Spurs adalah salah satu tim divisi yang lebih efektif dari sepak pojok di musim sebelumnya. Penghitungan tujuh gol mereka hanya diungguli oleh enam lawan mereka.
Untungnya, dalam diri Antonio Conte, mereka tampaknya memiliki pelatih kepala yang sempurna untuk mengembalikan mereka ke level seperti ini, atau mungkin jauh melampauinya. Faktanya cukup nyata – dalam dua musimnya di Inter Milan, timnya mencetak 21 gol di Serie A dari sepak pojok, dengan rata-rata 10,5 gol per musim. Sebagai perbandingan, Liverpool menduduki puncak klasemen Premier League untuk jumlah gol dari sepak pojok dalam dua musim terakhir dengan 11 gol.
Bisakah dia melakukan hal yang sama dengan Spurs? Pertama, ada baiknya mencoba memahami mengapa Spurs kesulitan musim ini – berkat audit terhadap 62 tendangan sudut tersebut (cara yang luar biasa untuk menghabiskan beberapa jam).
Dimulai dengan perbedaan dari musim lalu, ada beberapa area di mana kemampuan Spurs dari bola mati melemah karena aktivitas musim panas mereka.
Misalnya, kepergian Toby Alderweireld membuat mereka kehilangan bek tengah paling berbahaya sebelumnya dalam sudut menyerang.

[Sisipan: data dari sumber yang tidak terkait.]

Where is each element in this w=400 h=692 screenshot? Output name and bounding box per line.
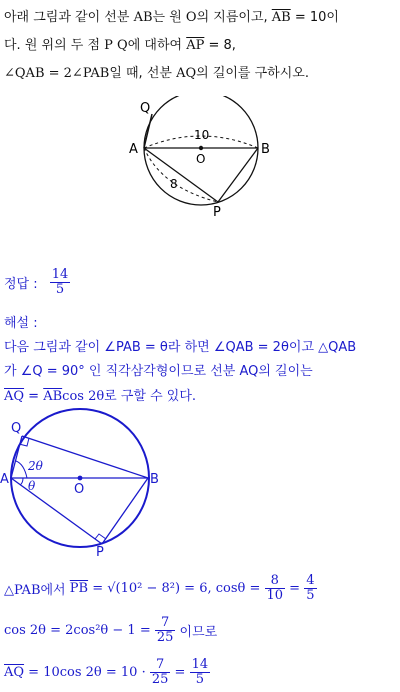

Alderweireld mencetak tendangan sudut melawan Leeds musim lalu, dan mencetak dua gol dari tendangan sudut musim sebelumnya – melawan Aston Villa dan pemenang dalam derby London utara melawan Arsenal.
Rekrutan Spurs di musim panas juga membuat mereka kekurangan umpan kaki kiri yang dapat diandalkan. Dua dari tujuh gol sepak pojok mereka musim lalu tercipta dari cara ini, satu diciptakan oleh Erik Lamela, yang lainnya oleh Gareth Bale. Keduanya meninggalkan klub musim panas ini.
Hal ini menjadikan Giovani Lo Celso sebagai satu-satunya pilihan kaki kiri Spurs dari sepak pojok, dan penyampaiannya tidak maksimal musim ini. Ia juga bukan starter reguler Spurs.
Hal ini memberikan beban besar pada Son Heung-min, yang telah mengambil 77 persen tendangan sudut Spurs musim ini (48 dari 62). Lo Celso mengambil 11 dari 14 sisanya, dengan Pierre-Emile Hojbjerg, Sergio Reguilon dan Harry Winks masing-masing mengambil satu ketika Son berada di luar lapangan.
Sebelum kita menilai keluaran Lo Celso dan Son, ada baiknya dikatakan bahwa Spurs hanya menciptakan sedikit peluang dari sepak pojok musim ini. Bukannya mereka tidak senang karena peluang bagus tidak berhasil dikonversi. 62 tendangan sudut mereka menghasilkan dua tembakan tepat sasaran, enam tembakan melenceng, dan tiga tembakan diblok. Dari jumlah tersebut, Japhet Tanganga hampir mencetak gol setelah bola mendarat di kakinya setelah umpan rata-rata dibelokkan ke jalurnya saat melawan Watford, Eric Dier nyaris mencetak gol melawan Wolverhampton Wanderers, Lucas Moura membentur mistar gawang melawan Newcastle United dan Ben Davies harus melakukannya dengan jarak dekat. sundulan melawan Manchester United. Melawan United, Spurs juga sempat kebobolan ketika Cristian Romero berlutut menyambut sepakan Dier dari posisi offside.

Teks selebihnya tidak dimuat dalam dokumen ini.